Warum Entspannung schnell verfliegt

Nach dem Urlaub ist vor dem Urlaub

Bettina Dobe war bis Dezember 2014 Autorin für cio.de.
Ob sechs Wochen Australien oder drei Tage am Gardasee, entspannen kann man sich auf verschiedene Weise. Leider hält der Urlaubseffekt in beiden Fällen nicht lange an.

Drei Wochen Urlaub braucht man, um sich von der Arbeit zu erholen, heißt es. Die erste Woche, um runterzukommen vom Stress, die zweite Woche, um im Urlaub anzukommen, und die dritte, um sich richtig zu entspannen. Aber brauchen wir wirklich drei Wochen am Stück, um uns effektiv zu erholen?

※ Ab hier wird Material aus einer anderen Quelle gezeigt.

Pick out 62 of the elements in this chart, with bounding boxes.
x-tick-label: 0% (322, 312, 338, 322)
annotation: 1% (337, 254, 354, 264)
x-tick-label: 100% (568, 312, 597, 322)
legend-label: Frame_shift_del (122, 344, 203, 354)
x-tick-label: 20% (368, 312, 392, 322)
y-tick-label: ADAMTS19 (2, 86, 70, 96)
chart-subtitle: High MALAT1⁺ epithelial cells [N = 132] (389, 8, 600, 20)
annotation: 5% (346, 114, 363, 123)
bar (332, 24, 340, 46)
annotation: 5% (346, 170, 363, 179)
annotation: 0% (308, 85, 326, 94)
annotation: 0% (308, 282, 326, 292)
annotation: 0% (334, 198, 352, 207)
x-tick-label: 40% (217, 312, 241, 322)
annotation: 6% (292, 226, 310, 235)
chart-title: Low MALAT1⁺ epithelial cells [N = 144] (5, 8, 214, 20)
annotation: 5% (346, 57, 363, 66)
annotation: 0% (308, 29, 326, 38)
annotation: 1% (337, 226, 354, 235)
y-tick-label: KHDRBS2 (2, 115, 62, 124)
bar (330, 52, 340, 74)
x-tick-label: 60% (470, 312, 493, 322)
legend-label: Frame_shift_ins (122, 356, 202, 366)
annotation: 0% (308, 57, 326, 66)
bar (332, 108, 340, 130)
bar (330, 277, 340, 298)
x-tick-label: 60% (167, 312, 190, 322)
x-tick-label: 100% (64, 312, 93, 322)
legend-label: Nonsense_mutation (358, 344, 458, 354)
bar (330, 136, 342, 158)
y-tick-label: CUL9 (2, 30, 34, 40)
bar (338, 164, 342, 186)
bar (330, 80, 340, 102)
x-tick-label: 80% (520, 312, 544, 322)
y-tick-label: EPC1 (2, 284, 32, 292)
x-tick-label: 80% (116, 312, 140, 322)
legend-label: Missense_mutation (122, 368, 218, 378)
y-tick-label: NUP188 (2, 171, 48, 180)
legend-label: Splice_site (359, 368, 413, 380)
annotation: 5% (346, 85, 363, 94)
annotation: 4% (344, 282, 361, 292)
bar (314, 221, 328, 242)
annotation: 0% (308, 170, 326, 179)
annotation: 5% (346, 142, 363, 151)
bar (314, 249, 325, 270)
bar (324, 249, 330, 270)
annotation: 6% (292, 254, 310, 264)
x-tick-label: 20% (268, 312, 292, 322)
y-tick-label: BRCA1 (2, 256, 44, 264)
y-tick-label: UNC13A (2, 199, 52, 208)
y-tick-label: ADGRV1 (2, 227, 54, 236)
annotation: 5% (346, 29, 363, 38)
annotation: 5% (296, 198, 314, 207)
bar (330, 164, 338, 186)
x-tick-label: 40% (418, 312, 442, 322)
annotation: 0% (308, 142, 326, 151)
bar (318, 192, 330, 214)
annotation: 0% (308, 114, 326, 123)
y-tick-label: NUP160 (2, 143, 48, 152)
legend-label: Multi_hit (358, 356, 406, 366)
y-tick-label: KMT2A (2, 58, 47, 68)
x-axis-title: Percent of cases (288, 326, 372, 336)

Und wie schnell hat einen der Alltag wieder?

Muss man wirklich drei Wochen in den Urlaub fahren, um sich zu entspannen?
Muss man wirklich drei Wochen in den Urlaub fahren, um sich zu entspannen?
Foto: Dmitry Ersler - Fotolia.com

Selbst wenn man mehrere Wochen am Stück frei hatte: Viele beklagen sich, dass der Erholungseffekt schon nach der ersten Woche verflogen sei. Das gilt vor allem dann, wenn auf den Urlauber stapelweise Aufträge, Mails oder Memos warten (wenn man die E-Mails, nicht ohnehin im Urlaub gelesen hat). Der Frust steigt und schon nach wenigen Tagen ist man so unentspannt wie zuvor.

Das ist sogar wissenschaftlich bewiesen: Die Urlaubsforscherin Jessica de Bloem fand 2009 in einer Studie heraus, dass die Erholung nach einer Woche verschwunden ist. Dieser Effekt tritt unabhängig davon ein, wie sehr man sich im Urlaub entspannt hat oder wie viel Spaß man hatte. Noch schlimmer: Es ist völlig egal, wie lang der Urlaub dauerte, ob man einen Kurztrip oder eine sechswöchige Outback-Tour hinter sich hat - der Druck hat einen spätestens nach einer Woche wieder in den Klauen. Nach ein bis zwei Tagen, heißt es in einer anderen Studie, habe man den Arbeitsrhythmus wieder verinnerlicht. Schon fühlt man sich so, als wäre man nie weg gewesen.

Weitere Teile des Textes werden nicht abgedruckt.